After all these years of working as an advisor, I’ve found that what really stirs people up is talking about what will happen to their wealth when they’re gone. Although we spend most of our time talking about investments, that topic doesn’t elicit nearly as much emotion and enthusiasm as talking about estate planning.
Because I deal with people who are in good financial shape, I can often suggest that they have the option of passing along some money now – in their lifetime – and not making beneficiaries wait to receive all of their inheritance. I love watching the range of reactions clients have to that suggestion. It’s everything from “Sure! That’s a good idea. I’d like to help them now when they need it” to “No way! I’ve done enough for them. This is my time. They can have what’s left, but I’m still using it. Besides, I’d probably never see them again”.

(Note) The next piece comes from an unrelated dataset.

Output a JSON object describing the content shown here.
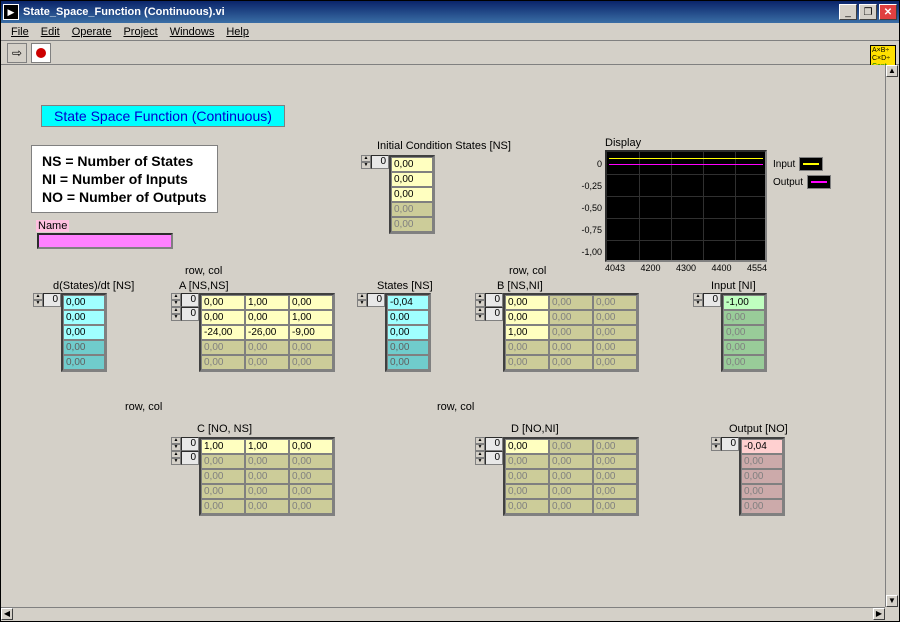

Assuming it’s something they’d consider, here are some questions I put forward to help them work through it.
What excites you about this? What positive things can this make possible for the loved ones who will receive it?
It’s common for parents to help their adult children with the down payment for their first home. Many young first-time buyers have the ability to make mortgage payments and to carry other costs, but the rapidly rising prices of homes have made accumulating the down payment difficult and a few dollars from mom and dad can be just enough to help get over that barrier. It’s also common for clients to help with their grandchildren’s education costs. I’ve also seen parents help young families to get their own financial future on track by providing the funds for RRSP or TFSA contributions.
What concerns do you have? Are you worried about the problems this could cause?
The most common concern clients have about gifting money is that it will affect the recipients’ attitude toward money. Clients fear that their adult children will take it for granted or not take enough responsibility for building their own financial strength if they know someone else is there to keep them from having to do the heavy lifting. Sometimes, attitudes about money differ from child to child making it difficult for parents who feel comfortable giving money to one child, but not another.
How much can you comfortably afford to part with now and still leave yourself in a strong position in your lifetime?
It’s mostly my job to prepare an analysis of how much they need and how much they can part with. I would help calculate the maximum amount they could give away, but it’s up to them whether they would keep the amount lower. In most cases, the younger people are, the more conservative they are and they hang on to more money not knowing what the future holds. Much older clients, however, are usually more comfortable parting with higher amounts.
What are the tax considerations that result from disposing of investments?
Again, this is my job. Selling investments in non-registered accounts can realize capital gains and losses. While money held in registered plans such as RRSPs and RRIFs presents an additional challenge as the tax consequences of taking it out can be so high, it’s not really an option.
Whether clients move forward with something like this or not, I think it’s an important discussion for me to start. It sheds light on clients’ sensibilities and priorities that relate to the most important things in their life. Being aware of that, I can ensure it is part of everything I do for them.